I hope I do, but in a fairly narrow range. I'd argue "transportation" is as broad as a category as "engineering"; the nuances of shipping logistics are approximately as far removed from my corner of transportation as chemical engineering is to you. I could've chosen that speciality, but I didn't, so beyond knowing some basics like what a TEU is I won't be able to provide much insight. My worry however is not about the refined products, but about all the intermediary and low-value parts that are necessary to create refined products. If shipments are going to suck ass for the foreseeable future, and we have lost the ability to produce much of the basics locally, how are a lot of our products going to get made? A supply chain is only as strong as its weakest link, and I'm worried we're gonna see a lot more weak links the coming years, with problems 'trickling up' from "it's too expensive to ship iron to make bolts" to "it's too expensive to ship bolts to make bicycle frames" to "bicycles are twice expensive and/or out of stock". The current GPU shortage is not exactly caused by these kinds of issues, but it does show just how difficult these processes are to improve or change when necessary.I'd be curious as to your take; you know hella more about transportation than I do.

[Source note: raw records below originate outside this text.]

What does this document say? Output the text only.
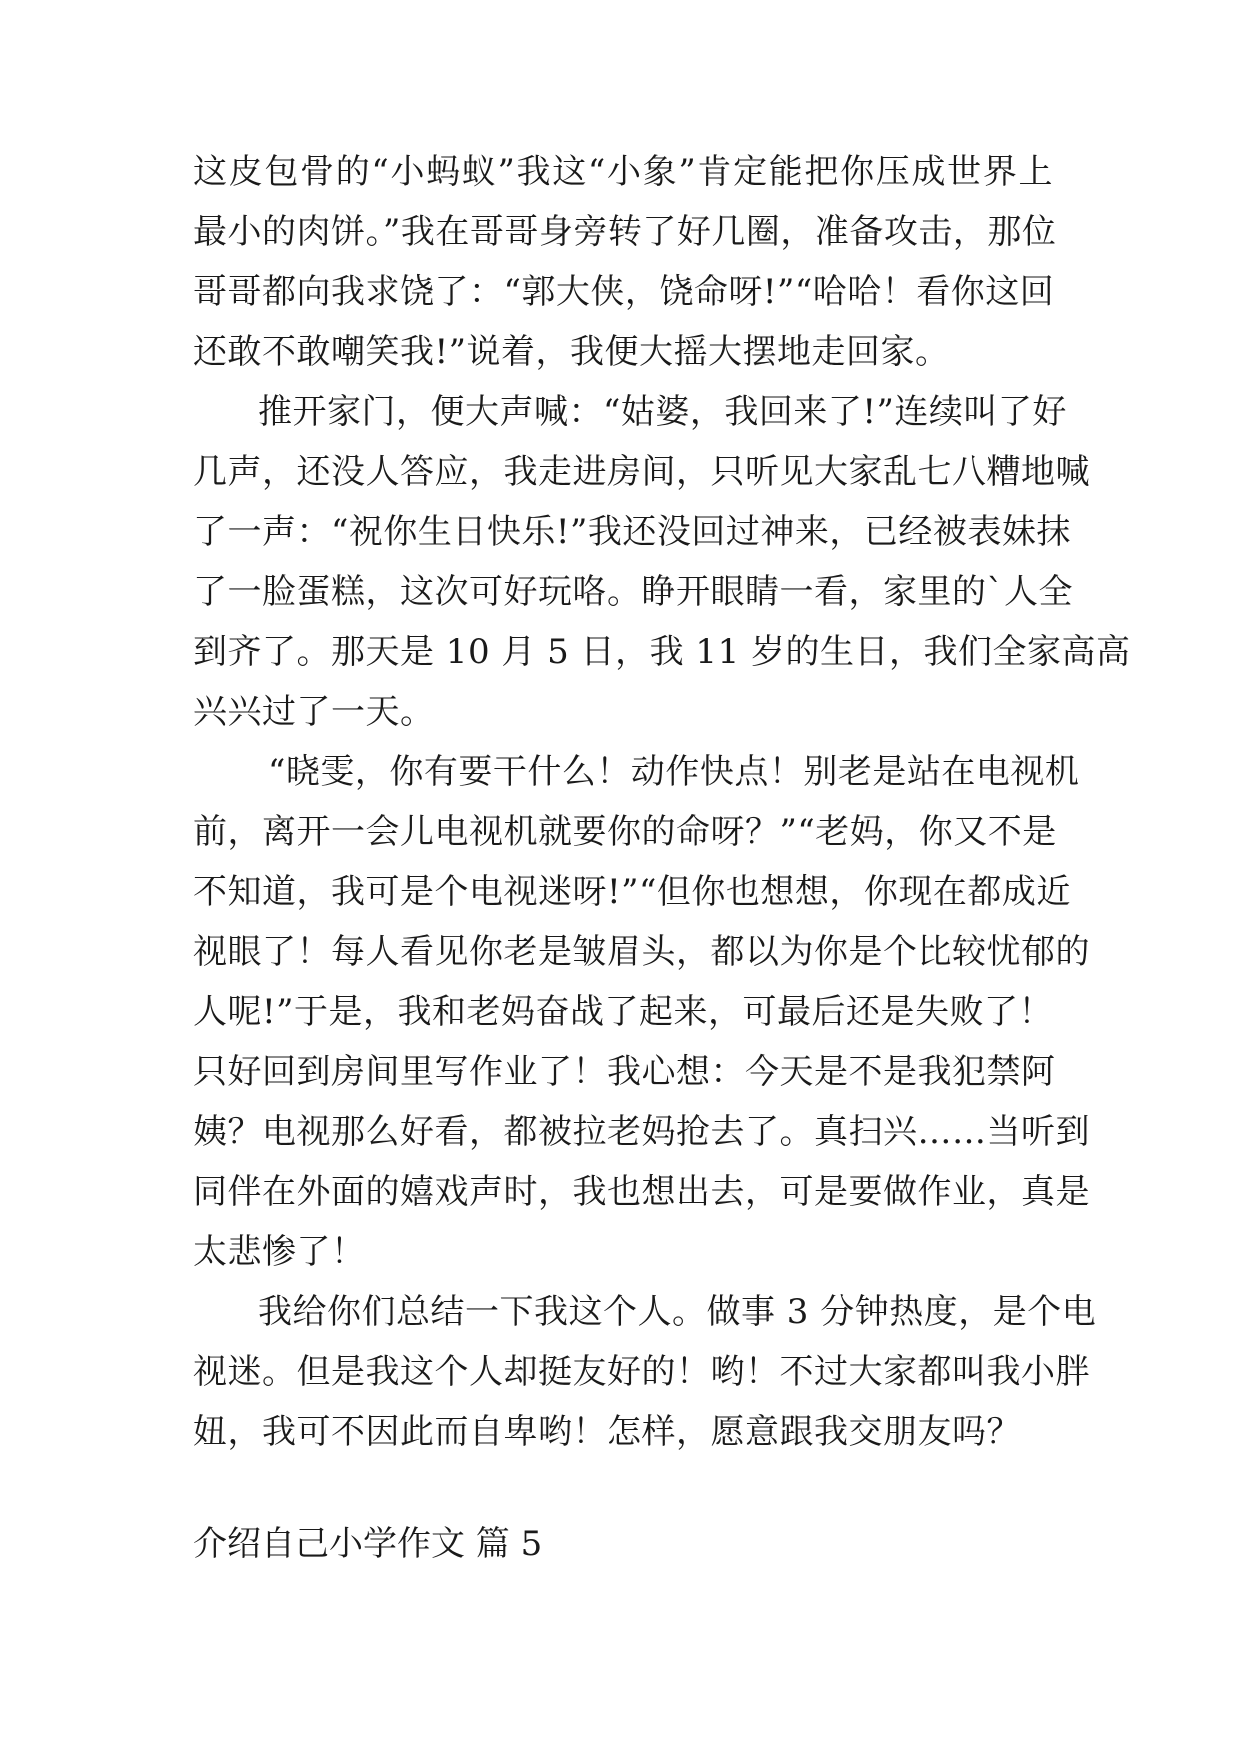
这皮包骨的“小蚂蚁”我这“小象”肯定能把你压成世界上
最小的肉饼。”我在哥哥身旁转了好几圈，准备攻击，那位
哥哥都向我求饶了：“郭大侠，饶命呀!”“哈哈！看你这回
还敢不敢嘲笑我!”说着，我便大摇大摆地走回家。
推开家门，便大声喊：“姑婆，我回来了!”连续叫了好
几声，还没人答应，我走进房间，只听见大家乱七八糟地喊
了一声：“祝你生日快乐!”我还没回过神来，已经被表妹抹
了一脸蛋糕，这次可好玩咯。睁开眼睛一看，家里的`人全
到齐了。那天是 10 月 5 日，我 11 岁的生日，我们全家高高
兴兴过了一天。
“晓雯，你有要干什么！动作快点！别老是站在电视机
前，离开一会儿电视机就要你的命呀？”“老妈，你又不是
不知道，我可是个电视迷呀!”“但你也想想，你现在都成近
视眼了！每人看见你老是皱眉头，都以为你是个比较忧郁的
人呢!”于是，我和老妈奋战了起来，可最后还是失败了！
只好回到房间里写作业了！我心想：今天是不是我犯禁阿
姨？电视那么好看，都被拉老妈抢去了。真扫兴……当听到
同伴在外面的嬉戏声时，我也想出去，可是要做作业，真是
太悲惨了！
我给你们总结一下我这个人。做事 3 分钟热度，是个电
视迷。但是我这个人却挺友好的！哟！不过大家都叫我小胖
妞，我可不因此而自卑哟！怎样，愿意跟我交朋友吗？
介绍自己小学作文 篇 5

Been thinking about this. It's a bigger question than anybody really grasps, and a proper understanding of it, in my estimation, requires a lot of synthesis. My hypothesis is that global shipping has been cost-effective because of the cost advantages of lax regulation, antiquated labor standards and a substantial disparity between "nations served" and "nations serving." On the one hand, COVID has forced a lot of industries to modernize. On the other hand, COVID has made awful occupations worse. One of the things I've noticed among all the discussion of employment is that nobody is even bothering to capture the true number. We keep reporting the unemployment rolls as if they mean anything - if you can't collect unemployment, you have zero incentive to report and everyone's unemployment ran out three weeks ago yet this fact has been utterly absent from the discussions. Similarly, "global shipping dominance" will give you a list of flags-of-convenience which are absolutely, fundamentally, entirely irrelevant to the discussion. No, Greece and Panama are not the world's largest shipping nations. It's China by a mile. I believe the shipping industry is exquisitely sensitive to political pressure. The Biden administration could fuck things up for China through executive order or bureaucratic (what an awful word) action. This bird? That's a shipping interdiction bird. I think the Biden administration, as well as the G8, could radically change the face of globalism without anyone getting a vote. Without anyone getting a memo. Do a google news search on "biden shipping" and you will see a mandate. 'cuz that's the other thing nobody is paying attention to - the Biden administration has been doing big, sweeping liberal shit that doesn't inflame any culture wars so the Right hasn't fucking noticed. interesting times.